Instalar en Claude Code
Copiar
git clone --depth 1 https://github.com/NateBJones-Projects/OB1 /tmp/heavy-file-ingestion-claude-code && cp -r /tmp/heavy-file-ingestion-claude-code/skills/heavy-file-ingestion/variants/claude-code ~/.claude/skills/heavy-file-ingestion-claude-code
Después abre una sesión nueva de Claude Code; el skill carga automáticamente.

SKILL.md

# Heavy File Ingestion For Claude Code

## Problem

Claude Code has the tools to convert files locally, so it should not waste context by reading heavyweight files raw.

## Trigger Conditions

- The user asks to read or analyze a PDF, DOCX, PPTX, XLSX, CSV, or TSV
- The file is large enough or structured enough that direct ingestion is a bad trade
- The user wants a markdown working copy, CSV normalization, or a fast map of the file before deeper analysis

## Process

1. Do not read the original heavyweight file directly into context if conversion is possible.
1. Resolve the bundled converter relative to this skill directory: `scripts/convert_heavy_file.py`
1. Run the converter first.

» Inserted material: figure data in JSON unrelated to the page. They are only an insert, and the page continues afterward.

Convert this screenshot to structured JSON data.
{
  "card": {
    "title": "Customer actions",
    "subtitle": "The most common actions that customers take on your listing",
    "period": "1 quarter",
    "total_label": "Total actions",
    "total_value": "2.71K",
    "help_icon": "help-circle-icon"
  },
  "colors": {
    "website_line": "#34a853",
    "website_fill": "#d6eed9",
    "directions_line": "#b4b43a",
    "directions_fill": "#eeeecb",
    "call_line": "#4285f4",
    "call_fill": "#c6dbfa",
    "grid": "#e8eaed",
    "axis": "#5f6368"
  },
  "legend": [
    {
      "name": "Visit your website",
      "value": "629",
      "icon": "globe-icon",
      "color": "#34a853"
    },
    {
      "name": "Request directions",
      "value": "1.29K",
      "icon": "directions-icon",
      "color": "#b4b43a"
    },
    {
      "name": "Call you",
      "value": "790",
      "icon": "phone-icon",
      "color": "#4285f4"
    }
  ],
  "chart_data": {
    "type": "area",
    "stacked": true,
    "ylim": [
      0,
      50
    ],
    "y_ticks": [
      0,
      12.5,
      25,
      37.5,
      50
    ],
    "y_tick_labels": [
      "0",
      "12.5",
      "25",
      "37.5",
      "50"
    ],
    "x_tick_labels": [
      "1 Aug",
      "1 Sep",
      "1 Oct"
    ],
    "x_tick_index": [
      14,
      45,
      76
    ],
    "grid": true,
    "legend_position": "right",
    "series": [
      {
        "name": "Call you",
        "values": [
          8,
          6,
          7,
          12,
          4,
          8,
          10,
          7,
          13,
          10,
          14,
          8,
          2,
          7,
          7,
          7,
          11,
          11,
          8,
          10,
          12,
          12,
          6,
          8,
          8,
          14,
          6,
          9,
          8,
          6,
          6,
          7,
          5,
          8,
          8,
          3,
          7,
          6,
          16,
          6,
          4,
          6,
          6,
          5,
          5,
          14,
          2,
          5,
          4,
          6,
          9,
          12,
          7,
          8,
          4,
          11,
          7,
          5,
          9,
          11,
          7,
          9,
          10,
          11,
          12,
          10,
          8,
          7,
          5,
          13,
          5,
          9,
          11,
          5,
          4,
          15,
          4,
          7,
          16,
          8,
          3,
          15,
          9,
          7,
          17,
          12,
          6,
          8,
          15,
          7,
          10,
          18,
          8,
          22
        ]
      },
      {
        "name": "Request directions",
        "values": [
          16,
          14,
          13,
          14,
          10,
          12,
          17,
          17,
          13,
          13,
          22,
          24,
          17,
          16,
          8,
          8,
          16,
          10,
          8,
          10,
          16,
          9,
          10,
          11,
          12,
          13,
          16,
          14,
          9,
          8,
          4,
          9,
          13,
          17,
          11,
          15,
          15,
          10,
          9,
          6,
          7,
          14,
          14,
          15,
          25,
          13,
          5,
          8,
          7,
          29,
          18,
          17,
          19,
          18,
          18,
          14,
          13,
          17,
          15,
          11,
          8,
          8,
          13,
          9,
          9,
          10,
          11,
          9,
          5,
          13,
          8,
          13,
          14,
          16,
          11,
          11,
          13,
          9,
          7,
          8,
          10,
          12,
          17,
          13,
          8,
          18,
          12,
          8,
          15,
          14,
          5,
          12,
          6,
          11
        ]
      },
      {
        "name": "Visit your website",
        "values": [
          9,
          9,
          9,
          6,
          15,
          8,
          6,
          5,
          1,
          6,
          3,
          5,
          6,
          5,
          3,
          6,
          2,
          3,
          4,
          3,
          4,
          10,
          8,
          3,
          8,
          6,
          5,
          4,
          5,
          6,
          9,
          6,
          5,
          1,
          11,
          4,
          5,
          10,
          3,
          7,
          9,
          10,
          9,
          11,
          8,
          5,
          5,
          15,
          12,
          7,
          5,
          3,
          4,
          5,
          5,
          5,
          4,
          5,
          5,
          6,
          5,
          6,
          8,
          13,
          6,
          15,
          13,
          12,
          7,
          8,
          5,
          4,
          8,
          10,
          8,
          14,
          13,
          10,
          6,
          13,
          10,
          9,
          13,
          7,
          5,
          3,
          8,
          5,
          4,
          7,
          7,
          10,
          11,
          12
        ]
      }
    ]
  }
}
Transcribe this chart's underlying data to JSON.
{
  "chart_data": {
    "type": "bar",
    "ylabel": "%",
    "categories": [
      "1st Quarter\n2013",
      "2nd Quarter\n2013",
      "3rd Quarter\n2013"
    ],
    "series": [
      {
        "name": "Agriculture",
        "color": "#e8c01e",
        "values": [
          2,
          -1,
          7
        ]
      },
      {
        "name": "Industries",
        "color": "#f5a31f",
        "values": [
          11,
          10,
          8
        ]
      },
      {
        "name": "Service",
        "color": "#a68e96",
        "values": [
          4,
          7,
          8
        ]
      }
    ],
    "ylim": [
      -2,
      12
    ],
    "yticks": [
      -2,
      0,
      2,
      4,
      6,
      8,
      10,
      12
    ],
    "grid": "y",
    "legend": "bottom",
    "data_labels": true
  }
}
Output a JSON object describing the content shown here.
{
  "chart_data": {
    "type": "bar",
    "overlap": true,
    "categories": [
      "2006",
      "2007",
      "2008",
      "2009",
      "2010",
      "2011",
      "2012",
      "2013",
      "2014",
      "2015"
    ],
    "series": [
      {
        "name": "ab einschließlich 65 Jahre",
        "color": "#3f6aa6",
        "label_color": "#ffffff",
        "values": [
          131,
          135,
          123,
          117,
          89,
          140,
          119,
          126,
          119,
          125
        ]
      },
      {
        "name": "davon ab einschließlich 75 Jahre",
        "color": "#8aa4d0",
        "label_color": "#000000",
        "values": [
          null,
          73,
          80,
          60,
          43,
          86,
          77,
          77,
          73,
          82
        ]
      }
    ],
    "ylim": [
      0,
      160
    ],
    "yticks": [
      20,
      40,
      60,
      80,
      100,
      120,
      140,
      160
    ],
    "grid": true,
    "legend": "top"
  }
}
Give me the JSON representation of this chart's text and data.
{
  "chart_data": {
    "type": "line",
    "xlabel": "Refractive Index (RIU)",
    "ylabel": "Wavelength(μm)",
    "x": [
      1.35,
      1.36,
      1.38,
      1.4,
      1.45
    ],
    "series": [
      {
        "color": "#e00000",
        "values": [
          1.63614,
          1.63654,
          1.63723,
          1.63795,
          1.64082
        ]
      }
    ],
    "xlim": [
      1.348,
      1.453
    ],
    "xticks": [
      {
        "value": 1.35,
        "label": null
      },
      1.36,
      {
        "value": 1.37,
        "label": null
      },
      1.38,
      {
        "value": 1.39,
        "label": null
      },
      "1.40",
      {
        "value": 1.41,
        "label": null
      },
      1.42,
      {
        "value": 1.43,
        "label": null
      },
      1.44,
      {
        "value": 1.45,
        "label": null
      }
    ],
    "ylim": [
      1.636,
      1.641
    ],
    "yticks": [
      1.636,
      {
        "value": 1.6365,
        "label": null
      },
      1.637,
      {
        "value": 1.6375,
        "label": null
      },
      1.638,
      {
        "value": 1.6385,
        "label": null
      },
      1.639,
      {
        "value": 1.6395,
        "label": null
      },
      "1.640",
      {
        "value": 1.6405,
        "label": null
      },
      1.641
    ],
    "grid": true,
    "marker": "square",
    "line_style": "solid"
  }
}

Default command:

```bash
python scripts/convert_heavy_file.py /absolute/path/to/file.ext
```

1. If dependencies are missing, prefer:

```bash
uv run \
  --with pdfplumber \
  --with python-docx \
  --with python-pptx \
  --with openpyxl \
  python scripts/convert_heavy_file.py /absolute/path/to/file.ext
```

1. Read the generated `index.md` before reading any converted artifact.
2. Use the index to decide the cheapest next step:
   - `read_extracted_artifact`: read the markdown or CSV and continue
   - `install_dependency_and_retry`: install the missing deterministic dependency and rerun
   - `cheap_model_or_stronger_converter`: retry with a better converter or use a cheaper model only on the extracted artifact
3. Only escalate to a stronger model after the file has already been compressed into markdown, CSV, or a short sampled subset.

## Client Rules

- Prefer deterministic scripts over model-based conversion.
- Save the converted artifacts next to the source file and work from those files.
- For spreadsheets, use the generated per-sheet CSV files instead of trying to reason over workbook internals directly.
- For PDFs, treat scan detection and low-density warnings as a routing signal, not as a reason to read the original PDF raw.

## Bundled References

- `references/open-source-stack.md` explains the tool choices and fallback strategy.